Earlier this week, the city opened a new homeless shelter in the Bronx called Marsha’s Place. It’s the first shelter specifically for LGBTQ young adults. And in a city where 40 percent of homeless youth identify as lesbian, gay, bisexual and transgender, the need for customized shelters like Marsha’s Place is high. But some advocates and homeless youth say there are still too many barriers to getting a spot. Hannah Long-Higgins reports.
It’s 5pm – dinner time at the Hetrick-Martin Institute’s drop-in center at Astor Place. Hetrick Martin serves dinner each night to LGBTQ young people aged 16 to 24. The chef, Julio Cruz, rattles off the menu.
CRUZ: Today we are serving white rice, red beans, fried chicken, and fish.
[Ambi fades down…Regular salad, and two servings of vegetables which are sweet peas and Okra.]
A group of teens and young adults are gathering in the hallway outside the cafeteria doors, ready to eat.

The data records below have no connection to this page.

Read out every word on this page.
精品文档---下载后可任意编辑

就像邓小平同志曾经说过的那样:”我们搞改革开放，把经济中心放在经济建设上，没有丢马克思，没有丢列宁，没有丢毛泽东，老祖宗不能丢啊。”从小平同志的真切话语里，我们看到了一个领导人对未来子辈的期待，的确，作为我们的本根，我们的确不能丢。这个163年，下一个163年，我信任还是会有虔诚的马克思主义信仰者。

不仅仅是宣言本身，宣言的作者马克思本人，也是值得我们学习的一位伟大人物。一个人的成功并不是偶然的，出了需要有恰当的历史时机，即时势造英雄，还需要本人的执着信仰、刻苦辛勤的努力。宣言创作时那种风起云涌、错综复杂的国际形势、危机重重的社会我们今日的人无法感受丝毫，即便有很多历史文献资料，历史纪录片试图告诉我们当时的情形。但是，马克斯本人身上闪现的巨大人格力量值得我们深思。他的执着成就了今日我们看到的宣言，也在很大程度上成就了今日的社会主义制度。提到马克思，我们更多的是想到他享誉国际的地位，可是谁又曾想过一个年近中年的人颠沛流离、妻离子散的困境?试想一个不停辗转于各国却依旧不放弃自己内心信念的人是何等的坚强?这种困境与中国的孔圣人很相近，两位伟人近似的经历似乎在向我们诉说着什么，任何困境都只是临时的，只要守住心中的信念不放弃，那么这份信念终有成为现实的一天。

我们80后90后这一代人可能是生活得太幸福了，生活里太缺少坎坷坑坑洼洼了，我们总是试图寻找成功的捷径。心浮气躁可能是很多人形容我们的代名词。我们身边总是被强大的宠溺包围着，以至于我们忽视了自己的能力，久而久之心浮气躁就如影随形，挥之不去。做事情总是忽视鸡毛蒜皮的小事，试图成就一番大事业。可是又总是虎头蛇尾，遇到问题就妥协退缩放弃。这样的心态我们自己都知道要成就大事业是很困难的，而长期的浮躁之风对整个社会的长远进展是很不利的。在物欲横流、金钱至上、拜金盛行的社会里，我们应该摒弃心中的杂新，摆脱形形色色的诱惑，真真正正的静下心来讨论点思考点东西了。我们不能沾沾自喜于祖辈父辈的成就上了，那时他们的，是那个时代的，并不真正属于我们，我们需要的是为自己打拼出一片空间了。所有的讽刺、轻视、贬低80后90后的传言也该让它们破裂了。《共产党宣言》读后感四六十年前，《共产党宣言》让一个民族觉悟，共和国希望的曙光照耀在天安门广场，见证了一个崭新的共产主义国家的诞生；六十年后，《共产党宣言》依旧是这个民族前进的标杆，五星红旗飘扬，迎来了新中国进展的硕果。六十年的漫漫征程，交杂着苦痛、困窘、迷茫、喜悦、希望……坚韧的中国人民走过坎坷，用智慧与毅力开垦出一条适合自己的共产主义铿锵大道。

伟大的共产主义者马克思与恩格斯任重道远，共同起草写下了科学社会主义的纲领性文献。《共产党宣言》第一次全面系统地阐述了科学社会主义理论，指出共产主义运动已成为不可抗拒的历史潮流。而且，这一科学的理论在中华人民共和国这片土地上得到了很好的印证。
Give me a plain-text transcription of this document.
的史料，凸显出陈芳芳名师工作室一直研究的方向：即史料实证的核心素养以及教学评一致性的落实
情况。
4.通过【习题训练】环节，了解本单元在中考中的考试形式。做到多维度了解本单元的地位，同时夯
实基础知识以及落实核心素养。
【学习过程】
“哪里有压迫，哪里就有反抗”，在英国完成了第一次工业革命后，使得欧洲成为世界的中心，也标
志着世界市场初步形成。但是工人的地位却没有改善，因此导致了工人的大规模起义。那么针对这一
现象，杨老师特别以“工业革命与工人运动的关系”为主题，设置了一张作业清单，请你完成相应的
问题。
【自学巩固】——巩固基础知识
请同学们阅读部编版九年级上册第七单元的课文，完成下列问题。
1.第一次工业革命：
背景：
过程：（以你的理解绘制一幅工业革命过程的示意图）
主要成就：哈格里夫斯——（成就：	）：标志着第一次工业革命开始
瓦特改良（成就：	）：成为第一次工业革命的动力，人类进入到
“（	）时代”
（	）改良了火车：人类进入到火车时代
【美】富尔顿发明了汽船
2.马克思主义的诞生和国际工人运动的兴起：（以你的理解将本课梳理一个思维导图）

HUGHES 1: HELLO! It’s nice to see you!
Anonymous voice: It’s nice to see you too.
HUGHES: Did you have fun?
[Ambi, fade down]
Bridget Hughes greets a young person in the hallway. She’s the director of youth services at Hetrick-Martin. Many of these kids will head back out into the cold after dinner.
HUGHES 1: There’s an epidemic of LGBT youth homelessness, and the main problem in the day to day is that there are not enough beds in places that are safe for our kids.
Hetrick Martin has been involved in a push to create more housing for homeless LGBTQ youth, especially ones who are older than 21. That’s because, in New York City, when you turn 21 you can no longer stay in youth shelters and for a lot of LGBTQ people in their early 20s, the regular homeless shelters are too dangerous.
NETBURN 1: Good afternoon, welcome to Project Renewal’s Marsha’s House.
Earlier this week, the City officially opened its first shelter for LGBTQ youth. Project Renewal’s CEO Mitch Netburn welcomed a group of city officials
NETBURN 2: We are honored to open the first shelter for LGBTQ young adults in NYC.
There’s a big rainbow flag behind the table of speakers, which includes the first lady of New York, Chirlane McCray, who has been an advocate for those struggling with mental illness, an issue that greatly affects this population.
McCRAY: The need for this shelter is a reminder that, although we’ve come a long way on LGBTQI rights, we still have a long way to go
Marsha’s House will eventually hold around 80 people ages 21 to 30, and provide counseling services. It’s the type of place where someone like 21-year-old Skye O’Neal Adrian might have stayed. At 19, he was kicked out by his parents for being gay. He did what a lot of homeless teens have to do–used dating apps to find a place to stay at night.
ADRIAN: I had to be subjected to sex to be able to like, stay there, and that was like a whole other problem.
He’s in transitional housing now, and he’s glad the city sees the need for more LGBT -specific housing, but says there’s a huge hurdle. You have to stay in an adult DHS shelter for 21 days before you have a shot at getting a bed in Marsha’s Place. And for Adrian and his friends, the adult shelters are terrifying and not places that 21-24 year old LGBT youth want to enter in the first place.
ADRIAN: On top of the discrimination and the persecution you face being who you are, and being homeless, you have to do that for an additional 21 days for you to access a safe space.
Carl Siciliano is the Executive Director of the Ali Forney Center, another organization that serves LGBTQ homeless youth. He says he’s seen a 20% increase in the number of homeless LGBT youth showing up at the Ali Forney Center in the last year.
SICILIANO: We’re sitting here in this harsh new political climate with more and more and more kids coming to us, we just really need the city to recognize that there’s this hole in the service system for homeless youth that is disproportionately hurting and harming LGBT youth and they need to plug it up, they need to fix this, and they need to do it now.
The city plans to open as many as 90 homeless shelters under a new plan the mayor announced this month. Advocates for LGBT youth will continue to encourage the city to raise the age of Runaway Homeless Youth to 24, in hope that some of the shelters will help fill the gap. Hannah Long-Higgins, Columbia Radio News.